= Nutaaq Simmonds =

American Iñupiat actress

Nutaaq Doreen Simmonds is an American Iñupiaq actress, activist, and language teacher from Utqiagvik, Alaska. She is known for her roles in the 2024 American drama True Detective: Night Country and 2025 Canadian comedy series North of North.

== Early life ==
Simmonds was born as the third daughter to Samuel Simmonds and Martha Ahnupkana Simmonds. Her mother died when she was 5 years old, and her father remarried. She has 13 siblings and 4 children, one which she adopted.

== Career ==
Simmonds acted as the aunt to Jodie Foster's stepdaughter in True Detective: Night Country (2024).

Her voice was used in The Revenant, although she received no screen credit, notification, or financial compensation. In a scene from the film, a Pawnee acted by Arthur Redcloud is building a shelter. However, the poetry being recited was not in the Plains Indian Pawnee dialect, but the Iñupiaq language. Simmonds' son first pointed out this fact while the two were watching the film. She had recited the poem roughly 30 years earlier.

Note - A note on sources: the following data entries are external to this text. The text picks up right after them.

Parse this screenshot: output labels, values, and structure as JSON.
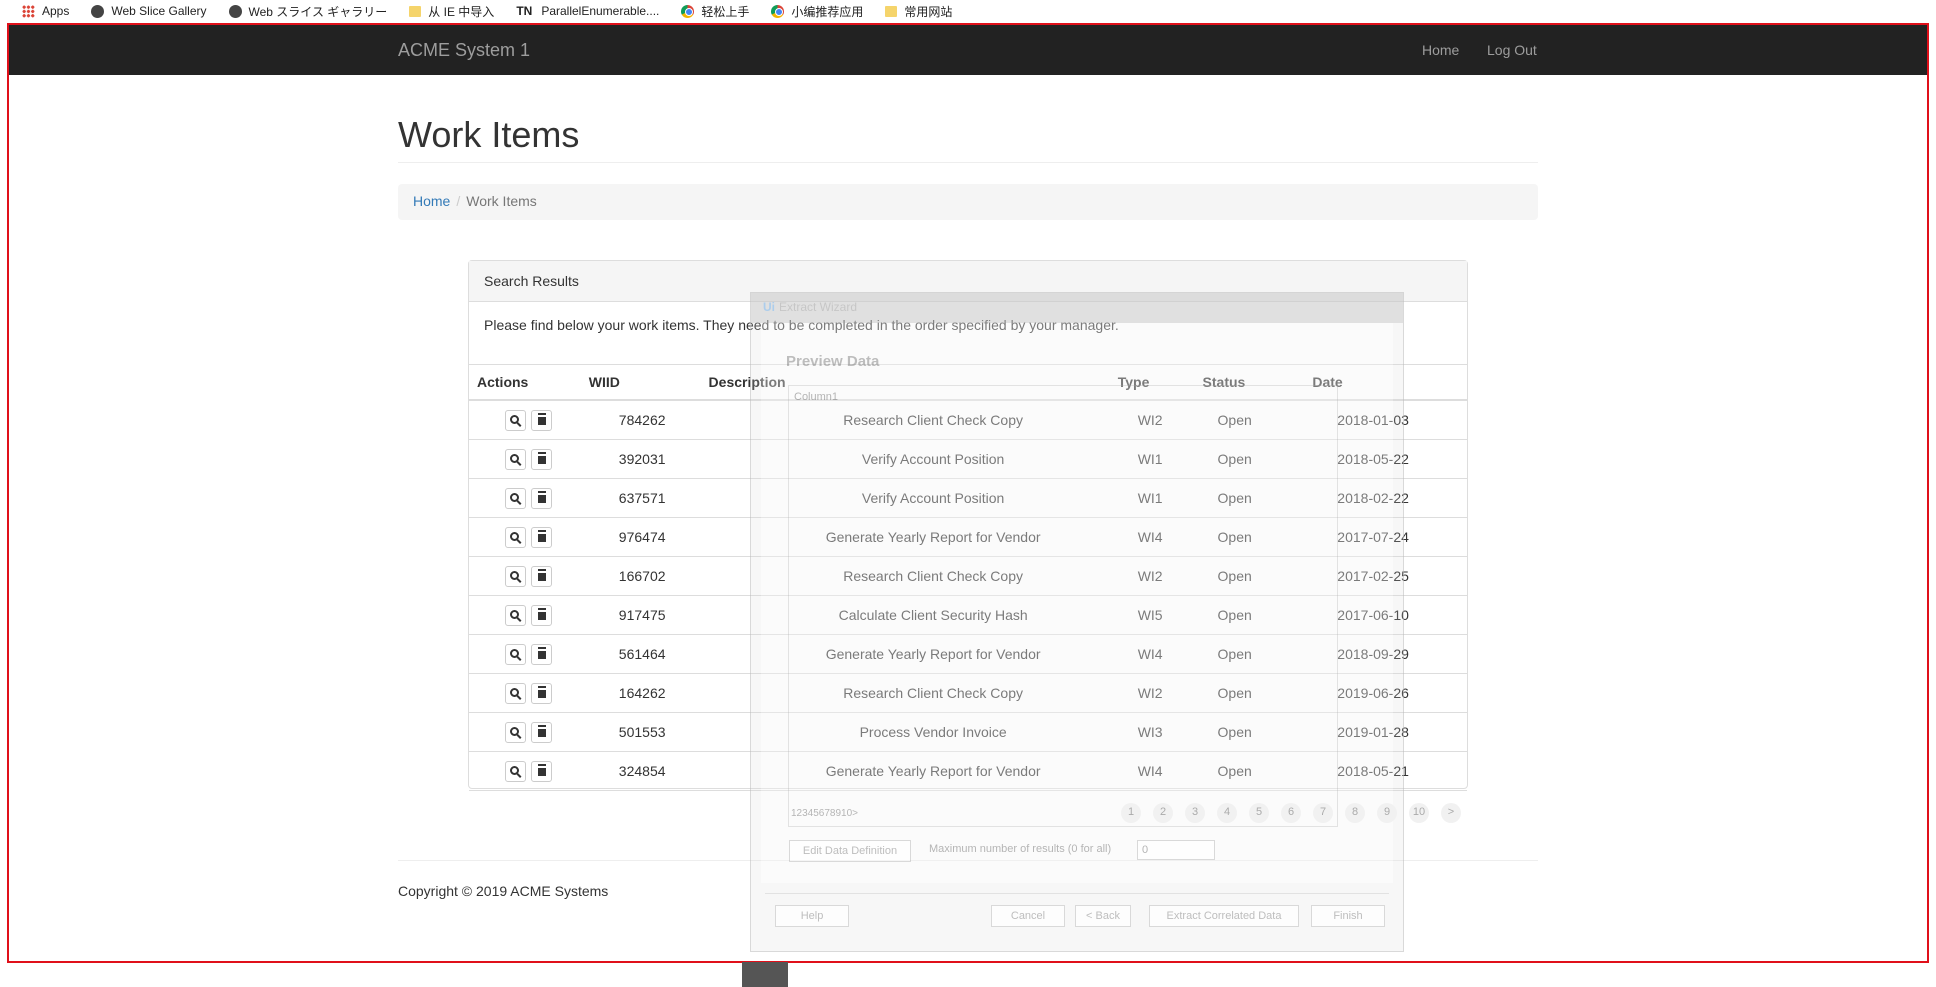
{
  "bookmarks": [
    {
      "label": "Apps",
      "icon": "apps-icon"
    },
    {
      "label": "Web Slice Gallery",
      "icon": "globe-icon"
    },
    {
      "label": "Web スライス ギャラリー",
      "icon": "globe-icon"
    },
    {
      "label": "从 IE 中导入",
      "icon": "folder-icon"
    },
    {
      "label": "ParallelEnumerable....",
      "icon": "tn-icon"
    },
    {
      "label": "轻松上手",
      "icon": "chrome-icon"
    },
    {
      "label": "小编推荐应用",
      "icon": "chrome-icon"
    },
    {
      "label": "常用网站",
      "icon": "folder-icon"
    }
  ],
  "navbar": {
    "brand": "ACME System 1",
    "home": "Home",
    "logout": "Log Out"
  },
  "page": {
    "title": "Work Items",
    "breadcrumb_home": "Home",
    "breadcrumb_current": "Work Items"
  },
  "panel": {
    "heading": "Search Results",
    "intro": "Please find below your work items. They need to be completed in the order specified by your manager.",
    "columns": [
      "Actions",
      "WIID",
      "Description",
      "Type",
      "Status",
      "Date"
    ],
    "rows": [
      {
        "wiid": "784262",
        "description": "Research Client Check Copy",
        "type": "WI2",
        "status": "Open",
        "date": "2018-01-03"
      },
      {
        "wiid": "392031",
        "description": "Verify Account Position",
        "type": "WI1",
        "status": "Open",
        "date": "2018-05-22"
      },
      {
        "wiid": "637571",
        "description": "Verify Account Position",
        "type": "WI1",
        "status": "Open",
        "date": "2018-02-22"
      },
      {
        "wiid": "976474",
        "description": "Generate Yearly Report for Vendor",
        "type": "WI4",
        "status": "Open",
        "date": "2017-07-24"
      },
      {
        "wiid": "166702",
        "description": "Research Client Check Copy",
        "type": "WI2",
        "status": "Open",
        "date": "2017-02-25"
      },
      {
        "wiid": "917475",
        "description": "Calculate Client Security Hash",
        "type": "WI5",
        "status": "Open",
        "date": "2017-06-10"
      },
      {
        "wiid": "561464",
        "description": "Generate Yearly Report for Vendor",
        "type": "WI4",
        "status": "Open",
        "date": "2018-09-29"
      },
      {
        "wiid": "164262",
        "description": "Research Client Check Copy",
        "type": "WI2",
        "status": "Open",
        "date": "2019-06-26"
      },
      {
        "wiid": "501553",
        "description": "Process Vendor Invoice",
        "type": "WI3",
        "status": "Open",
        "date": "2019-01-28"
      },
      {
        "wiid": "324854",
        "description": "Generate Yearly Report for Vendor",
        "type": "WI4",
        "status": "Open",
        "date": "2018-05-21"
      }
    ]
  },
  "footer": {
    "copyright": "Copyright © 2019 ACME Systems"
  },
  "wizard": {
    "logo": "Ui",
    "title": "Extract Wizard",
    "preview_title": "Preview Data",
    "column_header": "Column1",
    "pages_text": "12345678910>",
    "pages": [
      "1",
      "2",
      "3",
      "4",
      "5",
      "6",
      "7",
      "8",
      "9",
      "10",
      ">"
    ],
    "edit_button": "Edit Data Definition",
    "max_label": "Maximum number of results (0 for all)",
    "max_value": "0",
    "help": "Help",
    "cancel": "Cancel",
    "back": "< Back",
    "extract": "Extract Correlated Data",
    "finish": "Finish"
  }
}
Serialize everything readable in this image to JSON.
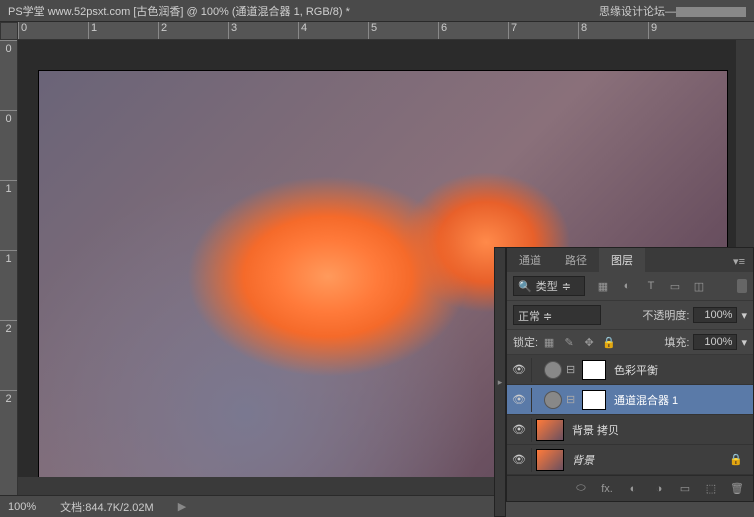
{
  "titlebar": {
    "text": "PS学堂  www.52psxt.com [古色润香] @ 100% (通道混合器 1, RGB/8) *"
  },
  "watermark": {
    "text": "思缘设计论坛—"
  },
  "ruler": {
    "h": [
      "0",
      "1",
      "2",
      "3",
      "4",
      "5",
      "6",
      "7",
      "8",
      "9"
    ],
    "v": [
      "0",
      "0",
      "1",
      "1",
      "2",
      "2"
    ]
  },
  "statusbar": {
    "zoom": "100%",
    "doc_label": "文档:",
    "doc_info": "844.7K/2.02M",
    "arrow": "▶"
  },
  "layers_panel": {
    "tabs": {
      "channels": "通道",
      "paths": "路径",
      "layers": "图层"
    },
    "filter_label": "类型",
    "filter_icons": {
      "img": "▦",
      "adj": "◐",
      "text": "T",
      "shape": "▭",
      "smart": "◫"
    },
    "blend_mode": "正常",
    "opacity_label": "不透明度:",
    "opacity_value": "100%",
    "lock_label": "锁定:",
    "fill_label": "填充:",
    "fill_value": "100%",
    "lock_icons": {
      "pix": "▦",
      "pos": "✥",
      "brush": "✎",
      "all": "🔒"
    },
    "layers": [
      {
        "name": "色彩平衡",
        "type": "adj"
      },
      {
        "name": "通道混合器 1",
        "type": "adj",
        "selected": true
      },
      {
        "name": "背景 拷贝",
        "type": "img"
      },
      {
        "name": "背景",
        "type": "bg",
        "locked": true
      }
    ],
    "footer_icons": {
      "link": "⬭",
      "fx": "fx.",
      "mask": "◐",
      "adj": "◑",
      "group": "▭",
      "new": "⬚",
      "trash": "🗑"
    }
  }
}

She debuted in theater in 2024 and was cast as Elisapee in the Canadian comedy series, North of North.

== Personal life ==
Simmonds serves on the advisory board of Sovereign Iñupiat For A Living Arctic, a cultural organization for Iñupiat peoples. She is also an advisory board member of Native Movement, an Alaska-based social justice advocacy group. She has been active with Resisting Environmental Destruction on Indigenous Land (REDOIL).